I didn't like Cute Trumpet Guy. But then again I did. I liked him because he was nice to Patti, he looked past her seemingly "nerd" exterior. They jam together which is very cute. Not only does Cute Trumpet Guy (whose name is actually Ben) play the trumpet, but he also plays the guitar. He invites Patti to play her violin with his guitar in his garage and they rock out. Ben listens to Patti and encourages her to check out Julliard and follow her own dreams. However, I think he led her on for too long. A guy isn't as clueless as he seemed to be. Out of all the characters, he was the most unrealistic. However, I enjoyed reading about all the other characters, especially the Korean church youth group. They all had funny stories and they were a very sweet, close knit group dealing with all the pressures their Korean parents placed on them (apparently, Korean church's sole purpose is for parents to brag about their children to other church members). In reading this book I was introduced to some rock bands and classical pieces that I hadn't heard of (I'm listening to them as I write this review!) and I like them.
Good Enough is ultimately about learning that happiness and success are not the same thing and that it's ok to have your own dreams, ask questions and be yourself. Don't just sit back and let your parents plan your future without asking questions. Also, it asks the question 'Are you overextending yourself? Too much unnecessary stress?', Patti puts 110% in everything she does to please her parents and I liked seeing her grow and become her own person.
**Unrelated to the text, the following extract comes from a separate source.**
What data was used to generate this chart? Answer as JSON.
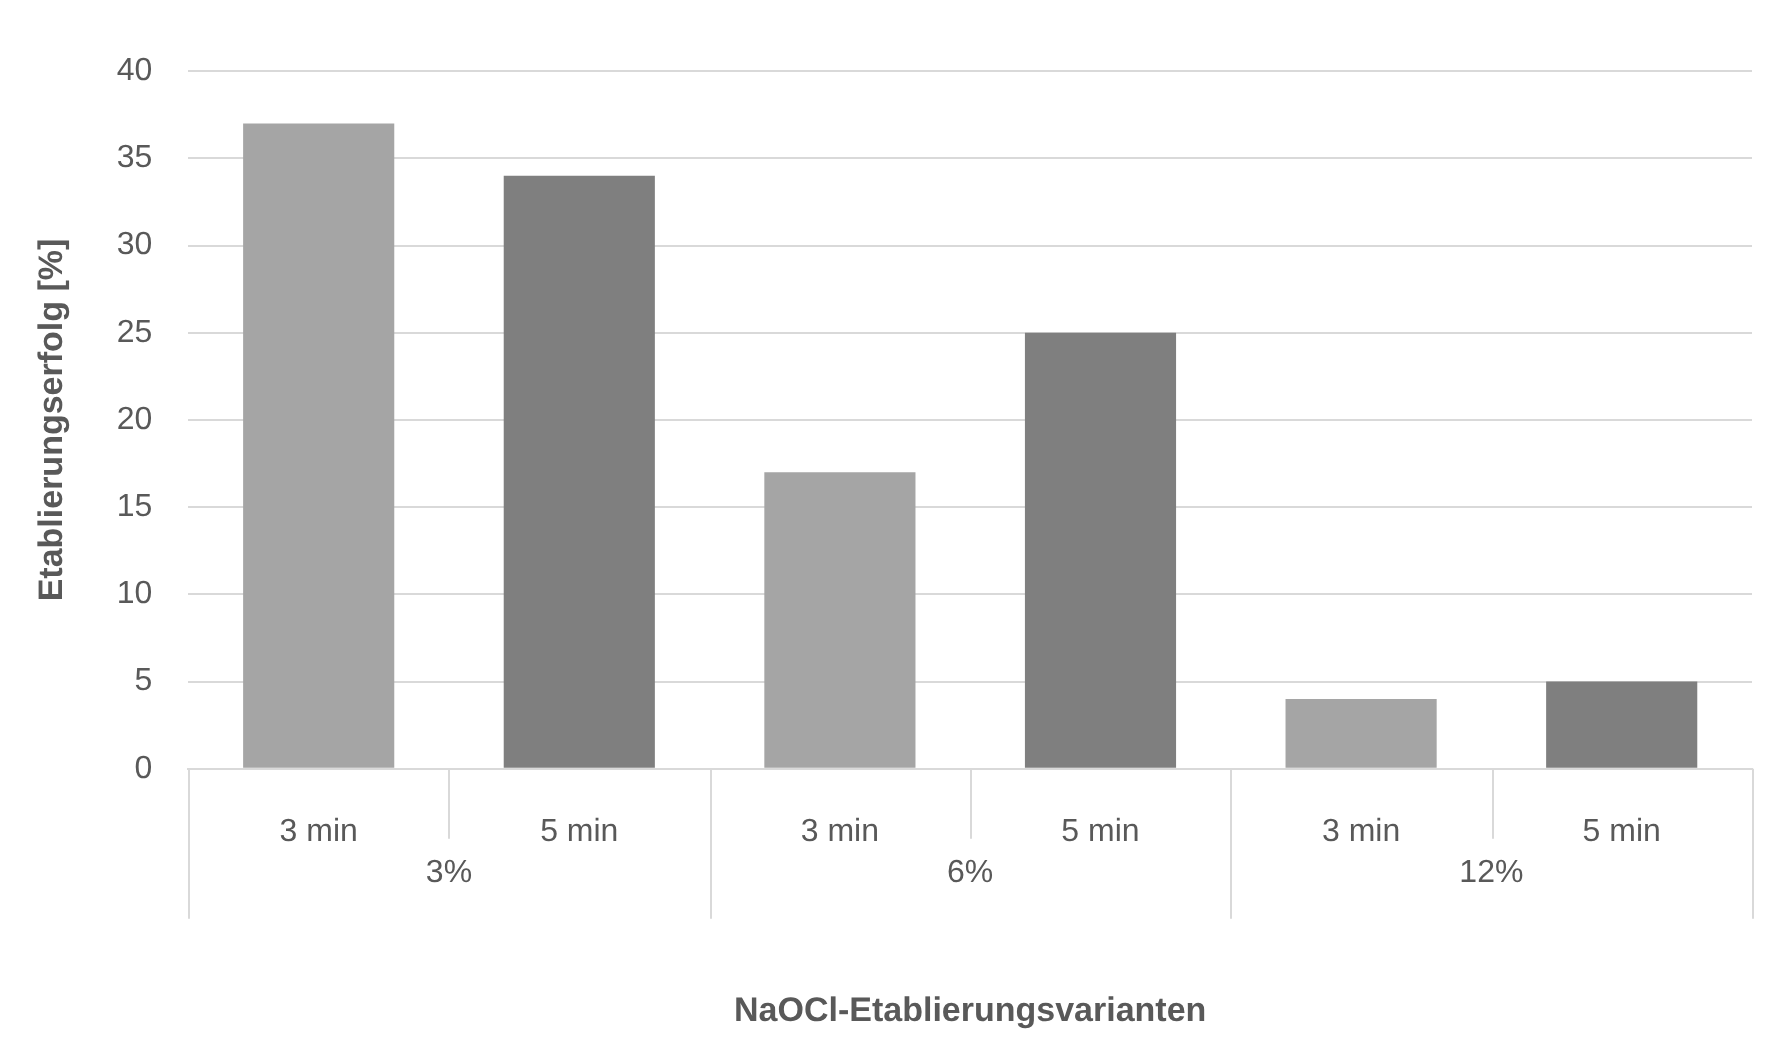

It has a good mix of humor and seriousness. The ending is good, wrapped up neatly but it's not fake or forced, it all flows smoothly. I highly recommend this book, Good Enough is more than good! (haha couldn't resist that little joke). High school and up.
PS I was saddened that Patti doesn't enjoy playing my sport, field hockey :( Oh, Paula Yoo why couldn't it have been lacrosse or floor hockey? LOL. Oh well, I enjoyed reading a book about someone who hated it, made me laugh.
Disclosure: I received this book from the publishing house, HarperCollins. Thanks Jana!